Hyperoxia-Inducible Proteins in Pulmonary Cells
Visner, Gary A.   
University of Florida, Gainesville, FL, United States

High inspired concentration of oxygen are often a necessary and lifesaving therapy for the treatment of many adult and pediatric patients. Unfortunately exposure to high partial pressures of oxygen are toxic with the lung being the organ that is most sensitive. The toxic effects of oxygen plays a critical role in the pathogenesis of several clinically important lung diseases including bronchopulmonary dysplasia, adult respiratory distress syndrome, and tracheobronchitis. Extensive research efforts in animals have classified specific oxygen-dependent responses, namely the oxygen sensitive nature of pulmonary microvascular endothelial cells and the relatively oxygen resistant capacity of pulmonary type II alveolar epithelial cells. Similarly, other studies have demonstrated different developmental responses to hyperoxia in fetal, neonatal, and adult animals. These differences may be a result of the relatively low oxygen environment for the fetus and the need to prepare for a rather rapid transition to an increased oxygen environment at birth.
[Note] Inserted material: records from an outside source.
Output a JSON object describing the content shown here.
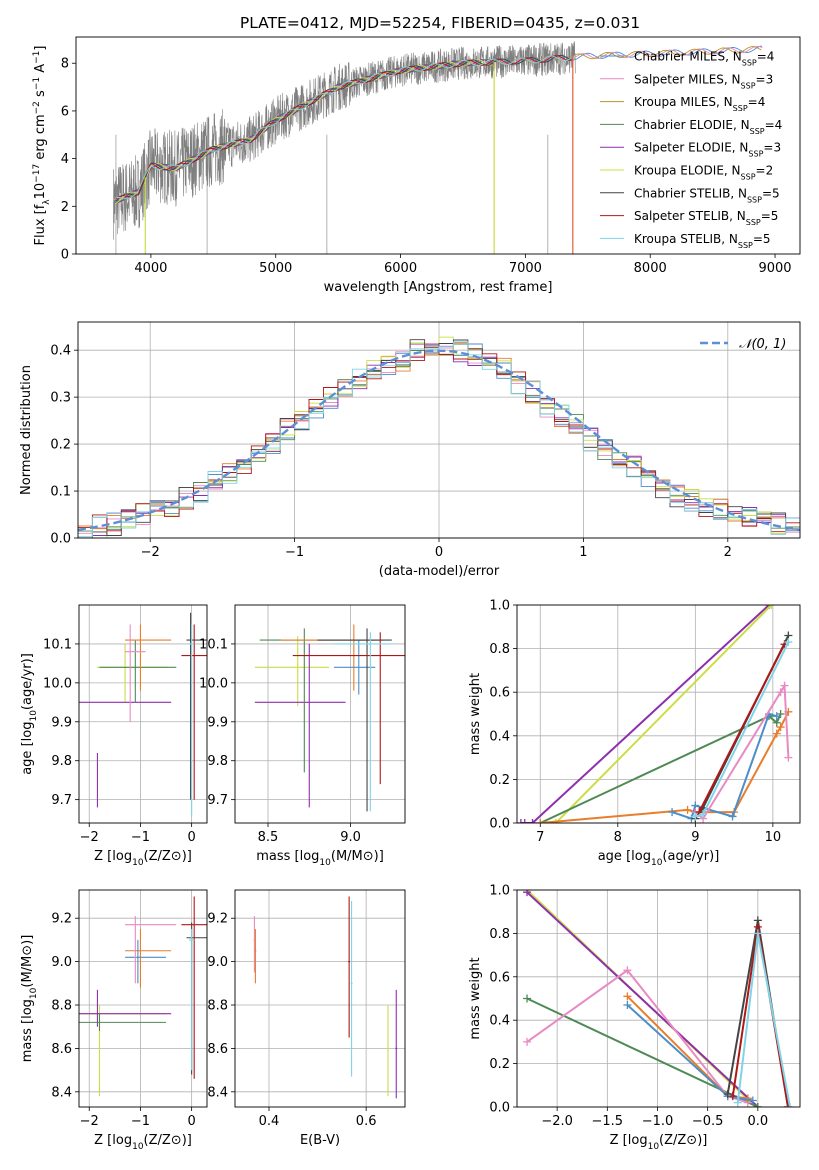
{
  "figure": {
    "title": "PLATE=0412, MJD=52254, FIBERID=0435, z=0.031"
  },
  "colors": {
    "Chabrier MILES": "#4c8ec7",
    "Salpeter MILES": "#e88ac4",
    "Kroupa MILES": "#b8962a",
    "Chabrier ELODIE": "#4f8a55",
    "Salpeter ELODIE": "#8e2fae",
    "Kroupa ELODIE": "#ccdd44",
    "Chabrier STELIB": "#444444",
    "Salpeter STELIB": "#b01818",
    "Kroupa STELIB": "#7fd4e6",
    "MILES orange": "#e87d2c",
    "data": "#7f7f7f",
    "normal": "#5b8fd6"
  },
  "chart_data": [
    {
      "id": "spectrum",
      "type": "line",
      "xlabel": "wavelength [Angstrom, rest frame]",
      "ylabel_parts": [
        "Flux [f",
        "λ",
        "10",
        "−17",
        " erg cm",
        "−2",
        " s",
        "−1",
        " A",
        "−1",
        "]"
      ],
      "xlim": [
        3400,
        9200
      ],
      "ylim": [
        0,
        9.1
      ],
      "xticks": [
        "4000",
        "5000",
        "6000",
        "7000",
        "8000",
        "9000"
      ],
      "yticks": [
        "0",
        "2",
        "4",
        "6",
        "8"
      ],
      "legend_position": "right",
      "legend": [
        {
          "name": "Chabrier MILES",
          "n": "4"
        },
        {
          "name": "Salpeter MILES",
          "n": "3"
        },
        {
          "name": "Kroupa MILES",
          "n": "4"
        },
        {
          "name": "Chabrier ELODIE",
          "n": "4"
        },
        {
          "name": "Salpeter ELODIE",
          "n": "3"
        },
        {
          "name": "Kroupa ELODIE",
          "n": "2"
        },
        {
          "name": "Chabrier STELIB",
          "n": "5"
        },
        {
          "name": "Salpeter STELIB",
          "n": "5"
        },
        {
          "name": "Kroupa STELIB",
          "n": "5"
        }
      ],
      "legend_sub": "SSP",
      "continuum_model": {
        "x": [
          3700,
          3900,
          4000,
          4200,
          4500,
          4800,
          5000,
          5500,
          6000,
          6500,
          7000,
          7500,
          8000,
          8500,
          8900
        ],
        "y": [
          2.2,
          2.6,
          3.7,
          3.6,
          4.4,
          4.8,
          5.6,
          7.0,
          7.7,
          8.0,
          8.1,
          8.3,
          8.4,
          8.5,
          8.6
        ]
      },
      "data_range": [
        3700,
        7400
      ],
      "model_drops": [
        {
          "x": 3955,
          "y": 0
        },
        {
          "x": 6750,
          "y": 0
        },
        {
          "x": 7380,
          "y": 0
        }
      ]
    },
    {
      "id": "residual-histogram",
      "type": "bar",
      "xlabel": "(data-model)/error",
      "ylabel": "Normed distribution",
      "xlim": [
        -2.5,
        2.5
      ],
      "ylim": [
        0,
        0.46
      ],
      "xticks": [
        "−2",
        "−1",
        "0",
        "1",
        "2"
      ],
      "yticks": [
        "0.0",
        "0.1",
        "0.2",
        "0.3",
        "0.4"
      ],
      "legend": "𝒩(0, 1)",
      "legend_position": "top-right",
      "bin_width": 0.1,
      "bin_centers_start": -2.45,
      "base_hist": [
        0.02,
        0.025,
        0.03,
        0.04,
        0.05,
        0.06,
        0.07,
        0.085,
        0.1,
        0.12,
        0.14,
        0.16,
        0.18,
        0.2,
        0.23,
        0.25,
        0.28,
        0.3,
        0.32,
        0.34,
        0.36,
        0.37,
        0.38,
        0.4,
        0.41,
        0.41,
        0.4,
        0.39,
        0.38,
        0.36,
        0.33,
        0.31,
        0.28,
        0.26,
        0.24,
        0.21,
        0.19,
        0.17,
        0.15,
        0.13,
        0.11,
        0.09,
        0.08,
        0.07,
        0.06,
        0.05,
        0.04,
        0.035,
        0.03,
        0.025
      ]
    },
    {
      "id": "age-vs-Z",
      "type": "scatter",
      "xlabel": "Z [log10(Z/Z⊙)]",
      "ylabel": "age  [log10(age/yr)]",
      "xlim": [
        -2.2,
        0.3
      ],
      "ylim": [
        9.64,
        10.2
      ],
      "xticks": [
        "−2",
        "−1",
        "0"
      ],
      "yticks": [
        "9.7",
        "9.8",
        "9.9",
        "10.0",
        "10.1"
      ],
      "points": [
        {
          "s": "Kroupa ELODIE",
          "x": -1.3,
          "y": 10.04,
          "xe": [
            -1.85,
            -0.45
          ],
          "ye": [
            9.95,
            10.1
          ]
        },
        {
          "s": "Salpeter ELODIE",
          "x": -1.84,
          "y": 9.95,
          "xe": [
            -2.3,
            -0.4
          ],
          "ye": [
            9.68,
            9.82
          ]
        },
        {
          "s": "Chabrier ELODIE",
          "x": -1.1,
          "y": 10.04,
          "xe": [
            -1.8,
            -0.3
          ],
          "ye": [
            9.95,
            10.11
          ]
        },
        {
          "s": "MILES orange",
          "x": -1.0,
          "y": 10.11,
          "xe": [
            -1.3,
            -0.4
          ],
          "ye": [
            9.98,
            10.15
          ]
        },
        {
          "s": "Salpeter MILES",
          "x": -1.2,
          "y": 10.08,
          "xe": [
            -1.3,
            -0.9
          ],
          "ye": [
            9.9,
            10.15
          ]
        },
        {
          "s": "Chabrier STELIB",
          "x": -0.02,
          "y": 10.11,
          "xe": [
            -0.1,
            0.3
          ],
          "ye": [
            9.7,
            10.18
          ]
        },
        {
          "s": "Salpeter STELIB",
          "x": 0.05,
          "y": 10.07,
          "xe": [
            -0.2,
            0.3
          ],
          "ye": [
            9.7,
            10.15
          ]
        },
        {
          "s": "Kroupa STELIB",
          "x": 0.0,
          "y": 10.1,
          "xe": [
            -0.05,
            0.05
          ],
          "ye": [
            9.66,
            10.15
          ]
        }
      ]
    },
    {
      "id": "age-vs-mass",
      "type": "scatter",
      "xlabel": "mass [log10(M/M⊙)]",
      "ylabel": "",
      "xlim": [
        8.3,
        9.33
      ],
      "ylim": [
        9.64,
        10.2
      ],
      "xticks": [
        "8.5",
        "9.0"
      ],
      "yticks": [
        "9.7",
        "9.8",
        "9.9",
        "10.0",
        "10.1"
      ],
      "points": [
        {
          "s": "Kroupa ELODIE",
          "x": 8.68,
          "y": 10.04,
          "xe": [
            8.42,
            8.87
          ],
          "ye": [
            9.94,
            10.12
          ]
        },
        {
          "s": "Salpeter ELODIE",
          "x": 8.75,
          "y": 9.95,
          "xe": [
            8.42,
            8.97
          ],
          "ye": [
            9.68,
            10.1
          ]
        },
        {
          "s": "Chabrier ELODIE",
          "x": 8.72,
          "y": 10.11,
          "xe": [
            8.45,
            9.15
          ],
          "ye": [
            9.77,
            10.14
          ]
        },
        {
          "s": "MILES orange",
          "x": 9.02,
          "y": 10.11,
          "xe": [
            8.58,
            9.2
          ],
          "ye": [
            9.98,
            10.15
          ]
        },
        {
          "s": "Chabrier MILES",
          "x": 9.05,
          "y": 10.04,
          "xe": [
            8.9,
            9.15
          ],
          "ye": [
            9.97,
            10.11
          ]
        },
        {
          "s": "Chabrier STELIB",
          "x": 9.1,
          "y": 10.11,
          "xe": [
            8.8,
            9.25
          ],
          "ye": [
            9.67,
            10.14
          ]
        },
        {
          "s": "Salpeter STELIB",
          "x": 9.18,
          "y": 10.07,
          "xe": [
            8.65,
            9.35
          ],
          "ye": [
            9.74,
            10.13
          ]
        },
        {
          "s": "Kroupa STELIB",
          "x": 9.12,
          "y": 10.1,
          "xe": [
            8.9,
            9.25
          ],
          "ye": [
            9.67,
            10.13
          ]
        }
      ]
    },
    {
      "id": "weight-vs-age",
      "type": "line",
      "xlabel": "age  [log10(age/yr)]",
      "ylabel": "mass weight",
      "xlim": [
        6.7,
        10.35
      ],
      "ylim": [
        0,
        1.0
      ],
      "xticks": [
        "7",
        "8",
        "9",
        "10"
      ],
      "yticks": [
        "0.0",
        "0.2",
        "0.4",
        "0.6",
        "0.8",
        "1.0"
      ],
      "series": [
        {
          "s": "Salpeter ELODIE",
          "x": [
            6.75,
            6.8,
            6.9,
            9.95
          ],
          "y": [
            0.0,
            0.0,
            0.0,
            1.0
          ]
        },
        {
          "s": "Kroupa ELODIE",
          "x": [
            7.2,
            9.98
          ],
          "y": [
            0.0,
            1.0
          ]
        },
        {
          "s": "Chabrier ELODIE",
          "x": [
            7.0,
            9.95,
            10.05,
            10.1
          ],
          "y": [
            0.0,
            0.49,
            0.46,
            0.5
          ]
        },
        {
          "s": "MILES orange",
          "x": [
            7.0,
            8.9,
            9.0,
            9.5,
            10.05,
            10.1,
            10.2
          ],
          "y": [
            0.0,
            0.06,
            0.05,
            0.05,
            0.41,
            0.44,
            0.51
          ]
        },
        {
          "s": "Chabrier MILES",
          "x": [
            8.7,
            8.95,
            9.0,
            9.48,
            9.95,
            10.05
          ],
          "y": [
            0.05,
            0.02,
            0.08,
            0.03,
            0.5,
            0.49
          ]
        },
        {
          "s": "Salpeter MILES",
          "x": [
            9.0,
            9.1,
            10.1,
            10.15,
            10.2
          ],
          "y": [
            0.05,
            0.02,
            0.6,
            0.63,
            0.3
          ]
        },
        {
          "s": "Chabrier STELIB",
          "x": [
            9.0,
            9.1,
            10.2
          ],
          "y": [
            0.02,
            0.07,
            0.86
          ]
        },
        {
          "s": "Salpeter STELIB",
          "x": [
            9.05,
            10.15
          ],
          "y": [
            0.05,
            0.82
          ]
        },
        {
          "s": "Kroupa STELIB",
          "x": [
            9.0,
            9.1,
            10.2
          ],
          "y": [
            0.03,
            0.04,
            0.83
          ]
        }
      ]
    },
    {
      "id": "mass-vs-Z",
      "type": "scatter",
      "xlabel": "Z [log10(Z/Z⊙)]",
      "ylabel": "mass [log10(M/M⊙)]",
      "xlim": [
        -2.2,
        0.3
      ],
      "ylim": [
        8.33,
        9.33
      ],
      "xticks": [
        "−2",
        "−1",
        "0"
      ],
      "yticks": [
        "8.4",
        "8.6",
        "8.8",
        "9.0",
        "9.2"
      ],
      "points": [
        {
          "s": "Kroupa ELODIE",
          "x": -1.8,
          "y": 8.76,
          "xe": [
            -2.3,
            -0.5
          ],
          "ye": [
            8.38,
            8.8
          ]
        },
        {
          "s": "Salpeter ELODIE",
          "x": -1.84,
          "y": 8.76,
          "xe": [
            -2.3,
            -0.4
          ],
          "ye": [
            8.7,
            8.87
          ]
        },
        {
          "s": "Chabrier ELODIE",
          "x": -1.8,
          "y": 8.72,
          "xe": [
            -2.3,
            -0.5
          ],
          "ye": [
            8.68,
            8.76
          ]
        },
        {
          "s": "MILES orange",
          "x": -1.0,
          "y": 9.05,
          "xe": [
            -1.3,
            -0.4
          ],
          "ye": [
            8.88,
            9.15
          ]
        },
        {
          "s": "Chabrier MILES",
          "x": -1.05,
          "y": 9.02,
          "xe": [
            -1.3,
            -0.5
          ],
          "ye": [
            8.9,
            9.1
          ]
        },
        {
          "s": "Salpeter MILES",
          "x": -1.1,
          "y": 9.17,
          "xe": [
            -1.3,
            -0.3
          ],
          "ye": [
            8.9,
            9.21
          ]
        },
        {
          "s": "Chabrier STELIB",
          "x": 0.0,
          "y": 9.11,
          "xe": [
            -0.1,
            0.3
          ],
          "ye": [
            8.48,
            9.18
          ]
        },
        {
          "s": "Salpeter STELIB",
          "x": 0.05,
          "y": 9.17,
          "xe": [
            -0.2,
            0.3
          ],
          "ye": [
            8.46,
            9.3
          ]
        },
        {
          "s": "Kroupa STELIB",
          "x": 0.0,
          "y": 9.1,
          "xe": [
            -0.05,
            0.05
          ],
          "ye": [
            8.5,
            9.15
          ]
        }
      ]
    },
    {
      "id": "mass-vs-EBV",
      "type": "scatter",
      "xlabel": "E(B-V)",
      "ylabel": "",
      "xlim": [
        0.33,
        0.68
      ],
      "ylim": [
        8.33,
        9.33
      ],
      "xticks": [
        "0.4",
        "0.6"
      ],
      "yticks": [
        "8.4",
        "8.6",
        "8.8",
        "9.0",
        "9.2"
      ],
      "points": [
        {
          "s": "Salpeter MILES",
          "x": 0.37,
          "y": 9.1,
          "xe": [
            0.368,
            0.372
          ],
          "ye": [
            8.95,
            9.21
          ]
        },
        {
          "s": "MILES orange",
          "x": 0.372,
          "y": 9.05,
          "xe": [
            0.37,
            0.374
          ],
          "ye": [
            8.9,
            9.15
          ]
        },
        {
          "s": "Salpeter STELIB",
          "x": 0.565,
          "y": 9.0,
          "xe": [
            0.563,
            0.567
          ],
          "ye": [
            8.65,
            9.3
          ]
        },
        {
          "s": "Kroupa STELIB",
          "x": 0.57,
          "y": 8.9,
          "xe": [
            0.568,
            0.572
          ],
          "ye": [
            8.47,
            9.28
          ]
        },
        {
          "s": "Kroupa ELODIE",
          "x": 0.645,
          "y": 8.6,
          "xe": [
            0.643,
            0.647
          ],
          "ye": [
            8.38,
            8.8
          ]
        },
        {
          "s": "Salpeter ELODIE",
          "x": 0.662,
          "y": 8.6,
          "xe": [
            0.66,
            0.664
          ],
          "ye": [
            8.37,
            8.87
          ]
        }
      ]
    },
    {
      "id": "weight-vs-Z",
      "type": "line",
      "xlabel": "Z [log10(Z/Z⊙)]",
      "ylabel": "mass weight",
      "xlim": [
        -2.4,
        0.42
      ],
      "ylim": [
        0,
        1.0
      ],
      "xticks": [
        "−2.0",
        "−1.5",
        "−1.0",
        "−0.5",
        "0.0"
      ],
      "yticks": [
        "0.0",
        "0.2",
        "0.4",
        "0.6",
        "0.8",
        "1.0"
      ],
      "series": [
        {
          "s": "Kroupa ELODIE",
          "x": [
            -2.3,
            -0.02,
            0.0
          ],
          "y": [
            1.0,
            0.0,
            0.0
          ]
        },
        {
          "s": "Salpeter ELODIE",
          "x": [
            -2.3,
            0.0
          ],
          "y": [
            0.99,
            0.0
          ]
        },
        {
          "s": "Chabrier ELODIE",
          "x": [
            -2.3,
            0.0
          ],
          "y": [
            0.5,
            0.0
          ]
        },
        {
          "s": "Salpeter MILES",
          "x": [
            -2.3,
            -1.3,
            -0.3,
            -0.1
          ],
          "y": [
            0.3,
            0.63,
            0.05,
            0.02
          ]
        },
        {
          "s": "MILES orange",
          "x": [
            -1.3,
            -0.3,
            -0.1
          ],
          "y": [
            0.51,
            0.05,
            0.04
          ]
        },
        {
          "s": "Chabrier MILES",
          "x": [
            -1.3,
            -0.3,
            -0.05
          ],
          "y": [
            0.47,
            0.05,
            0.03
          ]
        },
        {
          "s": "Chabrier STELIB",
          "x": [
            -0.3,
            0.0,
            0.3
          ],
          "y": [
            0.06,
            0.86,
            0.0
          ]
        },
        {
          "s": "Salpeter STELIB",
          "x": [
            -0.25,
            0.0,
            0.3
          ],
          "y": [
            0.05,
            0.83,
            0.0
          ]
        },
        {
          "s": "Kroupa STELIB",
          "x": [
            -0.2,
            0.0,
            0.32
          ],
          "y": [
            0.02,
            0.8,
            0.0
          ]
        }
      ]
    }
  ]
}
The overall goals of this research is to increase our understanding of oxygen toxicity by characterizing at the molecular level the cell's response to high ambient oxygen tensions. The first goal of this project is to identify hyperoxia-responsive genes in the rat pulmonary microvascular endothelial cells and pulmonary type II alveolar epithelial cells. We are interested in genes that show a primary response to oxygen tension. Whether it be an induction of the gene with an increase in MRNA levels or a repression with a decrease in MRNA. To determine the time frame of the response, we will utilize two- dimensional protein gel electrophoresis as a direct molecular assay. Based on these studies a subtracted CDNA library will be constructed and hyperoxia-responsive CDNAS isolated by differential screening using subtracted anchored polymerase chain reaction probes. One isolated CDNA from each cell type will be characterized by sequence analysis and verified as representing a hyperoxia-responsive gene by Northern analysis. The isolated CDNAS will be furthered characterized by Northern analysis as to its cell specificity and its developmental characteristics. To determine the regulatory patterns of the hyperoxia- responsive genes, specific inhibitor studies and nuclear run-on assays will be performed.